21 de Dez de 2017

Educação de Qualidade para Todos os Brasileiros

Aproximadamente 2,4 milhões de estudantes irão se beneficiar pelo primeiro Programa para Resultados do Banco Mundial em parceria com o governo do Brasil. O organismo financeiro deve investir 250 milhões de dólares para auxiliar o País a realizar a reforma do Ensino Médio. O programa pretende apoiar as 27 secretarias estaduais de Educação na implantação do Novo Ensino Médio. (fonte: ONUBR)

Ainda segundo a notícia: “A reforma do Ensino médio é a mudança mais estrutural e relevante na educação pública e privada do Brasil das últimas duas décadas e promoverá uma ação transformadora, principalmente para os estudantes mais pobres”, diz o ministro da Educação, José Mendonça Bezerra Filho.

“O Novo Ensino Médio vai tornar a escola mais atraente com currículo flexível e articulado com o ensino técnico-profissionalizante e a qualificação. Com isso, possibilitará ao aluno escolher áreas de formação e aprofundamento de acordo com seu projeto de vida”, explica o chefe da pasta.

O Banco irá apoiar a implantação da reforma do Ensino Médio para alcançar suas duas primordiais metas: 1) possibilitar flexibilidade ao novo currículo fundado em competências, complementadas por itinerários formativos (linguagens, matemática, ciências da natureza, ciências humanas ou formação técnica e profissional); e 2)  aumentar a carga horária de quatro para cinco horas por dia.

Além disso, merece importante menção um projeto de lei que tramita no Senado e institui um programa de bonificação aos professores da Educação Básica no nível federal. (a este respeito veja: Projeto cria bônus por desempenho para professores e reacende debate sobre ideia. Gazeta do Povo)

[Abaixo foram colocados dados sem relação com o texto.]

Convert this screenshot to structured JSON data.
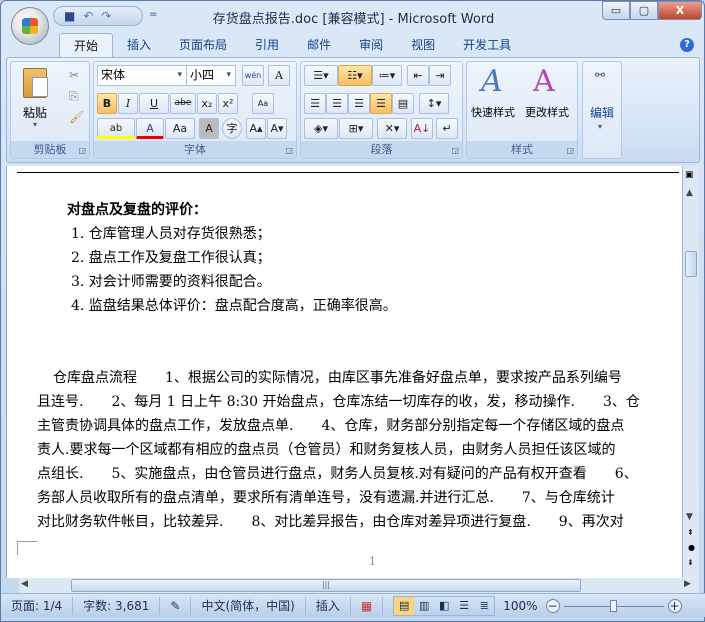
{
  "window": {
    "title": "存货盘点报告.doc [兼容模式] - Microsoft Word",
    "minimize": "▭",
    "restore": "▢",
    "close": "X"
  },
  "qat": {
    "save": "💾",
    "undo": "↶",
    "redo": "↷",
    "dropdown": "="
  },
  "tabs": [
    "开始",
    "插入",
    "页面布局",
    "引用",
    "邮件",
    "审阅",
    "视图",
    "开发工具"
  ],
  "help": "?",
  "ribbon": {
    "clipboard": {
      "label": "剪贴板",
      "paste": "粘贴"
    },
    "font": {
      "label": "字体",
      "font_name": "宋体",
      "font_size": "小四",
      "phonetic": "wén",
      "border_a": "A",
      "bold": "B",
      "italic": "I",
      "underline": "U",
      "strike": "abe",
      "sub": "x₂",
      "sup": "x²",
      "clear": "Aa",
      "highlight": "ab",
      "color": "A",
      "case": "Aa",
      "shade": "A",
      "enclose": "字",
      "grow": "A▴",
      "shrink": "A▾"
    },
    "paragraph": {
      "label": "段落"
    },
    "styles": {
      "label": "样式",
      "quick": "快速样式",
      "change": "更改样式"
    },
    "editing": {
      "label": "编辑"
    }
  },
  "document": {
    "heading": "对盘点及复盘的评价：",
    "list": [
      "1. 仓库管理人员对存货很熟悉；",
      "2. 盘点工作及复盘工作很认真；",
      "3. 对会计师需要的资料很配合。",
      "4. 监盘结果总体评价：盘点配合度高，正确率很高。"
    ],
    "paragraph": [
      "仓库盘点流程　　1、根据公司的实际情况，由库区事先准备好盘点单，要求按产品系列编号",
      "且连号.　　2、每月 1 日上午 8:30 开始盘点，仓库冻结一切库存的收，发，移动操作.　　3、仓",
      "主管责协调具体的盘点工作，发放盘点单.　　4、仓库，财务部分别指定每一个存储区域的盘点",
      "责人.要求每一个区域都有相应的盘点员（仓管员）和财务复核人员，由财务人员担任该区域的",
      "点组长.　　5、实施盘点，由仓管员进行盘点，财务人员复核.对有疑问的产品有权开查看　　6、",
      "务部人员收取所有的盘点清单，要求所有清单连号，没有遗漏.并进行汇总.　　7、与仓库统计",
      "对比财务软件帐目，比较差异.　　8、对比差异报告，由仓库对差异项进行复盘.　　9、再次对"
    ],
    "page_number": "1"
  },
  "status": {
    "page": "页面: 1/4",
    "words": "字数: 3,681",
    "language": "中文(简体，中国)",
    "mode": "插入",
    "zoom": "100%",
    "zoom_out": "−",
    "zoom_in": "+"
  }
}
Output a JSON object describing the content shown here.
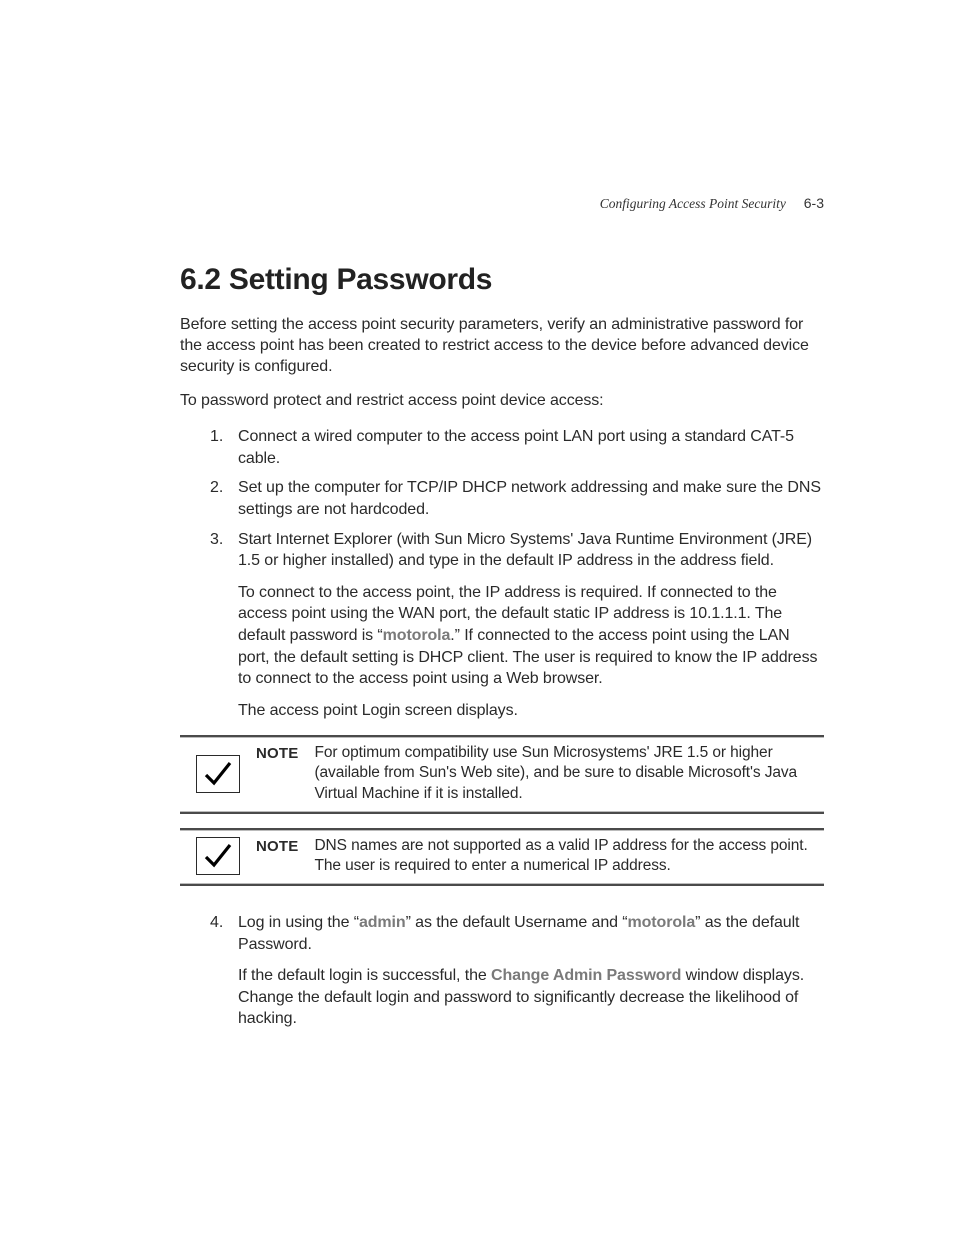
{
  "header": {
    "title": "Configuring Access Point Security",
    "page": "6-3"
  },
  "section": {
    "number": "6.2",
    "title": "Setting Passwords"
  },
  "intro": {
    "p1": "Before setting the access point security parameters, verify an administrative password for the access point has been created to restrict access to the device before advanced device security is configured.",
    "p2": "To password protect and restrict access point device access:"
  },
  "steps": {
    "s1": "Connect a wired computer to the access point LAN port using a standard CAT-5 cable.",
    "s2": "Set up the computer for TCP/IP DHCP network addressing and make sure the DNS settings are not hardcoded.",
    "s3a": "Start Internet Explorer (with Sun Micro Systems' Java Runtime Environment (JRE) 1.5 or higher installed) and type in the default IP address in the address field.",
    "s3b_pre": "To connect to the access point, the IP address is required. If connected to the access point using the WAN port, the default static IP address is 10.1.1.1. The default password is “",
    "s3b_bold": "motorola",
    "s3b_post": ".” If connected to the access point using the LAN port, the default setting is DHCP client. The user is required to know the IP address to connect to the access point using a Web browser.",
    "s3c": "The access point Login screen displays.",
    "s4a_pre": "Log in using the “",
    "s4a_b1": "admin",
    "s4a_mid": "” as the default Username and “",
    "s4a_b2": "motorola",
    "s4a_post": "” as the default Password.",
    "s4b_pre": "If the default login is successful, the ",
    "s4b_bold": "Change Admin Password",
    "s4b_post": " window displays. Change the default login and password to significantly decrease the likelihood of hacking."
  },
  "notes": {
    "label": "NOTE",
    "n1": "For optimum compatibility use Sun Microsystems' JRE 1.5 or higher (available from Sun's Web site), and be sure to disable Microsoft's Java Virtual Machine if it is installed.",
    "n2": "DNS names are not supported as a valid IP address for the access point. The user is required to enter a numerical IP address."
  }
}
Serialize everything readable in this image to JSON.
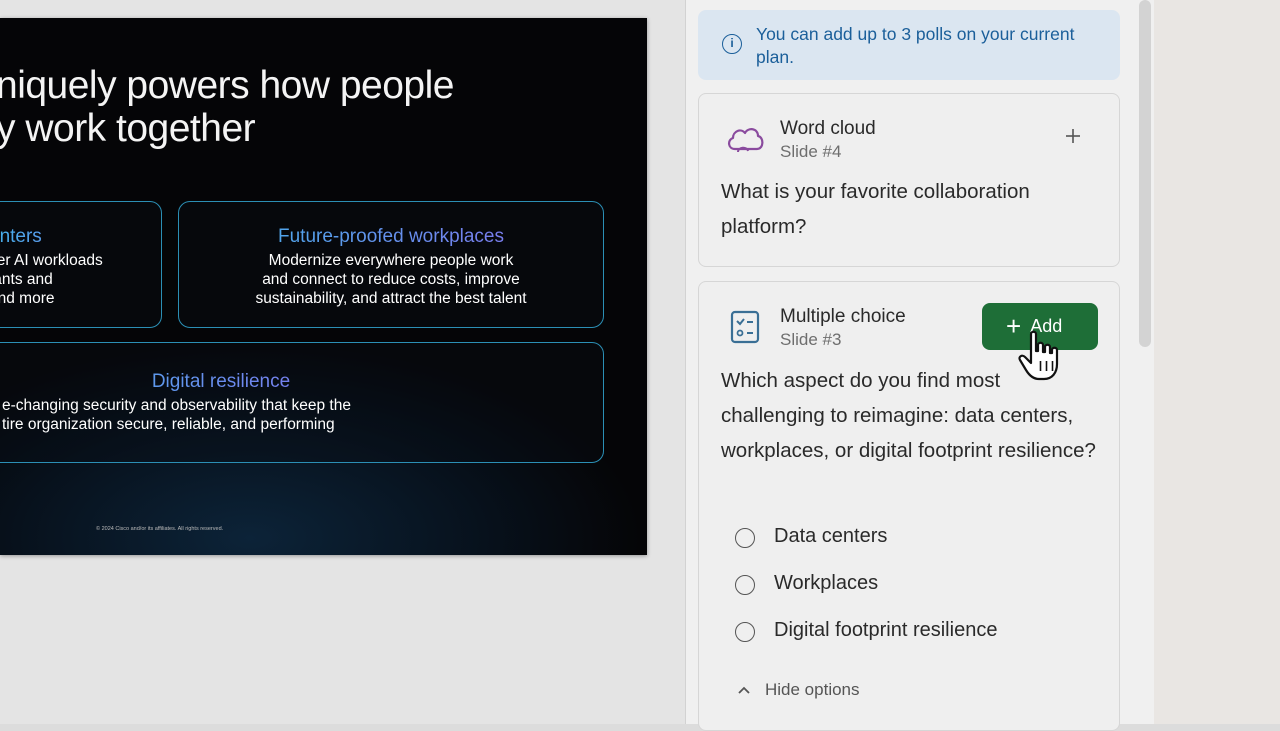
{
  "slide": {
    "title": "niquely powers how people\ny work together",
    "cards": [
      {
        "title": "enters",
        "body": "ver AI workloads\ntants and\nand more"
      },
      {
        "title": "Future-proofed workplaces",
        "body": "Modernize everywhere people work\nand connect to reduce costs, improve\nsustainability, and attract the best talent"
      },
      {
        "title": "Digital resilience",
        "body": "e-changing security and observability that keep the\ntire organization secure, reliable, and performing"
      }
    ],
    "footer": "© 2024 Cisco and/or its affiliates. All rights reserved."
  },
  "panel": {
    "info_text": "You can add up to 3 polls on your current plan.",
    "polls": [
      {
        "type": "Word cloud",
        "slide": "Slide #4",
        "question": "What is your favorite collaboration platform?",
        "icon": "cloud-icon"
      },
      {
        "type": "Multiple choice",
        "slide": "Slide #3",
        "question": "Which aspect do you find most challenging to reimagine: data centers, workplaces, or digital footprint resilience?",
        "icon": "checklist-icon",
        "add_label": "Add",
        "options": [
          "Data centers",
          "Workplaces",
          "Digital footprint resilience"
        ],
        "hide_options_label": "Hide options"
      }
    ]
  },
  "colors": {
    "add_button": "#1e6e37",
    "info_banner_bg": "#dbe6f1",
    "info_text": "#1b5f9a",
    "card_border": "#2b8fb5",
    "wordcloud_icon": "#8a4b9e",
    "checklist_icon": "#3a6f95"
  }
}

Com efeito, a medida é bem vinda, ao passo que valoriza a profissão do docente. Japão e Coreia do Sul já investiram pesado em educação nos anos 1960 e hoje se destacam no cenário internacional.

Do ponto de vista jurídico...

No âmbito internacional, na ONU (Organização das Nações Unidas), há a UNESCO

(Organização das Nações Unidas para a Educação, a Ciência e a Cultura). Tratados internacionais como a Declaração dos Direitos do Homem e do Cidadão; a Declaração Universal dos Direitos do Homem; a Declaração de Viena; e Pacto Internacional dos Direitos Econômicos, Sociais e Culturais igualmente protegem o direito à educação na esfera externa.

No plano interno sob à égide da Constituição Brasileira, a educação é direito de todos e dever do Estado e da família, Deverá ser promovida e incentivada com a cooperação da sociedade. Deve objetivar o pleno desenvolvimento da pessoa, seu preparo para o exercício da cidadania e sua qualificação para o trabalho. Vale frisar ainda o olhar para a Lei de Diretrizes e Bases da Educação Nacional (Lei Federal n. 9.394/1996).

Portanto, há no Brasil um forte arcabouço jurídico que possibilita o desenvolvimento da Educação. O melhor caminho, assim, é a Educação de fato. Para primar pela formação humana dos alunos e capacitá-los ao ingresso no ensino superior, ou ainda, no próprio mercado de trabalho, o que, por certo, irá favorecer também o desenvolvimento sócio econômico do Brasil. Leis existem. Cabe aplicá-las.